Gıdada teröre dönen bu dönem nasıl biter derseniz… Son zamanlardaki tartışmalar yüzünden gıda analizi yapan laboratuvarlar gece gündüz çalışır durumda. Bazı ürünlerde 1000-1500 TL’yi bulan maliyetlerle de olsa ürününü kapan soluğu laboratuvarda alıyor.
Tarım Bakanlığı hileli mal satan firmaları teşhir edeceğini açıkladı. Etti de. Bu şirketler ne oldu? Kapandı, yerine yenileri açıldı. Aynı ballar satılıyor.
Bu arada bir gelişmeye de dikkat çekmekte fayda var. Bakanlık gıda denetim yetkisini özel sektöre devretmenin yolunu açan çalışmalara başladı.

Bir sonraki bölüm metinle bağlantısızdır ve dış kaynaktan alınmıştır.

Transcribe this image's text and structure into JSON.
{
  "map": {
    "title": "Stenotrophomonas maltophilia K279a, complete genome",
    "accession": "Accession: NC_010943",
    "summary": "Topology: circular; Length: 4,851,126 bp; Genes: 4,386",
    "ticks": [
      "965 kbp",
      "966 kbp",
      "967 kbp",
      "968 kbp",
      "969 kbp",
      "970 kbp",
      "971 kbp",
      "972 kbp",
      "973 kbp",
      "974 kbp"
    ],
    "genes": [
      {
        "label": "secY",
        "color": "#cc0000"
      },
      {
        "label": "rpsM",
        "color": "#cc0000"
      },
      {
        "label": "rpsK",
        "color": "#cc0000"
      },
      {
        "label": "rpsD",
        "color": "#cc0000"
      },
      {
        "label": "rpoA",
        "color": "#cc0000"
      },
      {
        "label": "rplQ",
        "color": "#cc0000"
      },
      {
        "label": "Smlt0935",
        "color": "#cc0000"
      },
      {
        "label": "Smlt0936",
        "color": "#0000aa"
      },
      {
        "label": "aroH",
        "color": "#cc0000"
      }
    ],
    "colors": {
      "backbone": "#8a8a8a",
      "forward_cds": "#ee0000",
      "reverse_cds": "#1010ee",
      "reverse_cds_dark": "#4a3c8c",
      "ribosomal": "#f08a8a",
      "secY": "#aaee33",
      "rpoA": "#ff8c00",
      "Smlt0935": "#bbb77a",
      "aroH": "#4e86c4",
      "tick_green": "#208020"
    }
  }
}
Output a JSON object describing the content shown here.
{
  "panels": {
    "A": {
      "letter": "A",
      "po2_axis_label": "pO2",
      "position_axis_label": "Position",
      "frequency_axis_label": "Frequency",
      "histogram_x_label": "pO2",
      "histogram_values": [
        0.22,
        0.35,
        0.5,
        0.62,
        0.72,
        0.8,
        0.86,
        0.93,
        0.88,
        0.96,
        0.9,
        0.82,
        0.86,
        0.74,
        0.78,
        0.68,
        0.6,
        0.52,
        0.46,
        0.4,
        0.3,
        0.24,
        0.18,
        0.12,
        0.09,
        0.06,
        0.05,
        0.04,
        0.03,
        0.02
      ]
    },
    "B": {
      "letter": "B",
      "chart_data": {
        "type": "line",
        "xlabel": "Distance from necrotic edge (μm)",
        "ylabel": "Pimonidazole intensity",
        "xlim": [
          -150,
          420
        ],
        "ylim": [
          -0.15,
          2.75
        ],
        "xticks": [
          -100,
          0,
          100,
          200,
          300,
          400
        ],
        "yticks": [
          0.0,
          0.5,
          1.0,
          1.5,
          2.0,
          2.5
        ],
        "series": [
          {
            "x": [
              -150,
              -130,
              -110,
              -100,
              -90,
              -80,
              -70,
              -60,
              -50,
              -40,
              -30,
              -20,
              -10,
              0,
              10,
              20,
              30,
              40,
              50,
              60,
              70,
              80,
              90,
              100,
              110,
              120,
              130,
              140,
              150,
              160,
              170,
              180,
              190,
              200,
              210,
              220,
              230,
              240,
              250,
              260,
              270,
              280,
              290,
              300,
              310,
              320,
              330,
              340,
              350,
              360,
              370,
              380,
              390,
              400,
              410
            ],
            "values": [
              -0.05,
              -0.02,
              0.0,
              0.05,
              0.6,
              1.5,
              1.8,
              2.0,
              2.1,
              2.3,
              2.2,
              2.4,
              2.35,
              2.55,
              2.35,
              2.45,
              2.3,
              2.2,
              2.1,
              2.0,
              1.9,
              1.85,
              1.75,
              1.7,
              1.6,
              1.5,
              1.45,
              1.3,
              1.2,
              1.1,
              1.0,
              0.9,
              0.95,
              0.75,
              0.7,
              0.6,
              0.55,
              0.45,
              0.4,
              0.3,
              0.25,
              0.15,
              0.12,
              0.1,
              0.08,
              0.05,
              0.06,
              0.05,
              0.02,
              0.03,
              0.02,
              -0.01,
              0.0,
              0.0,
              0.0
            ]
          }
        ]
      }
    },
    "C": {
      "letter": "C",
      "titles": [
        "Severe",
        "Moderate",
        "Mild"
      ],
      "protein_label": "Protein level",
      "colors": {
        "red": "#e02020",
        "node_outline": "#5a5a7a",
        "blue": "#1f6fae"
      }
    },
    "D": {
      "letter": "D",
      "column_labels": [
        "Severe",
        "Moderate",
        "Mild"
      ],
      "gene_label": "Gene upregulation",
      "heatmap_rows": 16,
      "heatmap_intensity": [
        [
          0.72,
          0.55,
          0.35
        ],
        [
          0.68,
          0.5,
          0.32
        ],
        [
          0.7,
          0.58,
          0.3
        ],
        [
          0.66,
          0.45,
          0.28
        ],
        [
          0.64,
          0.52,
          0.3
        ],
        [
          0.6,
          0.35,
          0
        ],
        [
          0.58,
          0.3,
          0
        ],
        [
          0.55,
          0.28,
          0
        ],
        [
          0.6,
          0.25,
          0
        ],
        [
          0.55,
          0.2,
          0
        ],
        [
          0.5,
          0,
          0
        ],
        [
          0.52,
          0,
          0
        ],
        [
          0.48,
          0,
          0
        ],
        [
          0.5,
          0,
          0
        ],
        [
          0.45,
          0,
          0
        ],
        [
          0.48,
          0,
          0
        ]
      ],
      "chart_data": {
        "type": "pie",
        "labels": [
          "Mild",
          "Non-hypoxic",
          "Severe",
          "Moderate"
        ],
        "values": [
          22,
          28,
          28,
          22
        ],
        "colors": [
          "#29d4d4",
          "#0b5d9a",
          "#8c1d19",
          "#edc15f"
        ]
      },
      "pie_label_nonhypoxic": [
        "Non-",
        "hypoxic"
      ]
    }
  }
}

Bir yandan bu düzenlemeler, bir yandan ortaya çıkan gıda skandalları iyice kafayı karıştırdı. Akıllara film senaryolarını aratmayacak komplo teorileri de gelmiyor değil… Frankeştayn gıdalara karşı en büyük görev tüketiciye düşüyor. ‘Yemezler’ kampanyası ile GDO’lu ürünlerin ithalatını engelleyebilen tüketici, yanlış ilaç ve gübre kullanan çiftçiyi de, gıda da yanlış yapan üreticiyi de malını almayarak terbiye etsin!